Le vénérable savant qui vient de s’éteindre à l’âge de cent trois ans, est né à Angers le 31 août 1786 et fit ses études à l’Ecole centrale de cette ville. Venu à Paris à l’âge de dix-sept ans, il fut employé par Vauquelin dans sa fabrique de produits chimiques et dirigea ensuite le laboratoire du célèbre chimiste, qui le choisit, en 1810, comme préparateur de son cours de chimie appliquée au Muséum. Chevreul, grâce à ses connaissances déjà grandes et à l’appui de son maître, obtint trois ans plus tard la chaire de chimie au lycée Charlemagne, d’où il passa aux Gobelins comme professeur de chimie et directeur des teintureries, En 1826, il remplaça Proust à l’Académie des sciences et, en 1830, Vauquelin au Muséum. Il devint, en 1864, directeur de cet important établissement scientifique et administra à plusieurs reprises le Jardin des plantes.
Il s’est rendu célèbre par ses recherches sur les corps gras, les matières colorantes et l’harmonie des couleurs [1] . Il fut le premier à donner une théorie exacte de la saponification [2], théorie qui le conduisit à la découverte des bougies stéariques. Enfin, il écrivit un grand nombre de mémoires,
Pendant le siège de Paris, il protesta publiquement contre le bombardement, qui ravagea les serres et galeries du Jardin des plantes. dans la séance de l’Académie des sciences du 9 janvier 1871, il fit consigner l’énergique déclaration suivante : « Le Jardin des plantes médicinales fondé à Paris par édit du roi Louis XIII à la date du mois de janvier 1626, devenu Muséum d’histoire naturelle par décret de la Convention du 10 juin 1793, fut bombardé sous le règne de Guillaume 1er, roi de Prusse, comte de Bismarck chancelier, par l’armée prussienne, dans la nuit du 8 au 9 janvier 1871. Jusque-là il avait été respecté de tous les partis et de tous les pouvoirs nationaux et étrangers. »
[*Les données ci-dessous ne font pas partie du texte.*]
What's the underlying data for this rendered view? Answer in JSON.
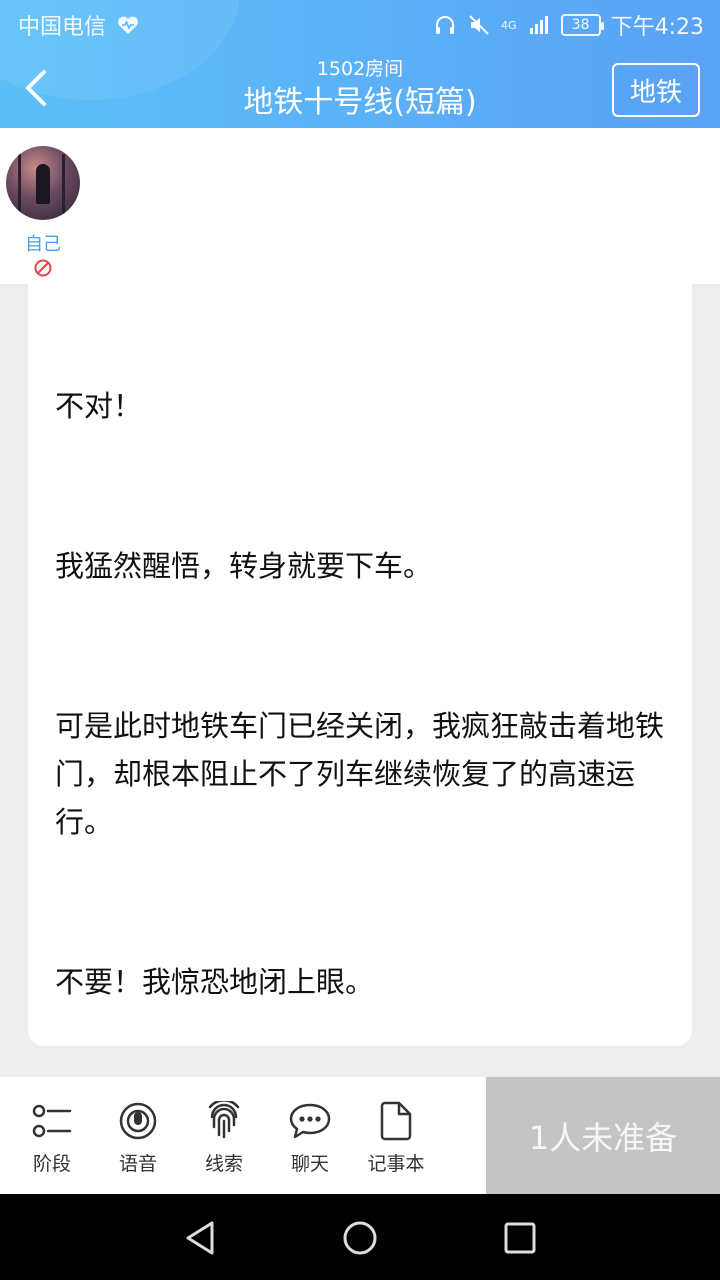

En 1874, il fut sur le point de donner sa démission de directeur du Muséum d’histoire naturelle parce que le ministre ne voulait pas nommer M. Vaillant à la chaire de zoologie des poissons. M. Fremy prit, en 1879, la direction effective du Muséum, mais Chevreul conserva le titre de directeur honoraire. En 1883, il devint aux Gobelins directeur du « Laboratoire supérieur de recherches sur la théorie et la constitution des couleurs » fondé spécialement pour lui et il céda la direction de l’atelier de teinture à M. Decaux, Jusqu’à son dernier jour, Chevreul a poursuivi ses travaux, voulant, sans doute, justifier son surnom de « doyen des étudiants de France », et il se plaisait à dire que le travail, joint à une vie simple, est encore le vrai moyen de vivre longtemps .
En 1886, le centenaire de Chevreul fut célébré le 1er septembre, le lendemain du jour où l’illustre savant accomplit sa centième année. Pour célébrer dignement cette fête, ministres, membres de l’Institut, professeurs, savants, étudiants, industriels, se joignirent à la presse qui l’avait organisée.
C’est au Muséum d’histoire naturelle où presque toute l’existence de Chevreul s’est écoulée, que le centenaire fut célébré. Des délégations de toutes les Facultés de France, représentées à Paris pour la première fois dans une grande fête nationale, défilèrent avec tous les invités devant la statue de Chevreul placée dans la grande salle des nouveaux bâtiments du Muséum.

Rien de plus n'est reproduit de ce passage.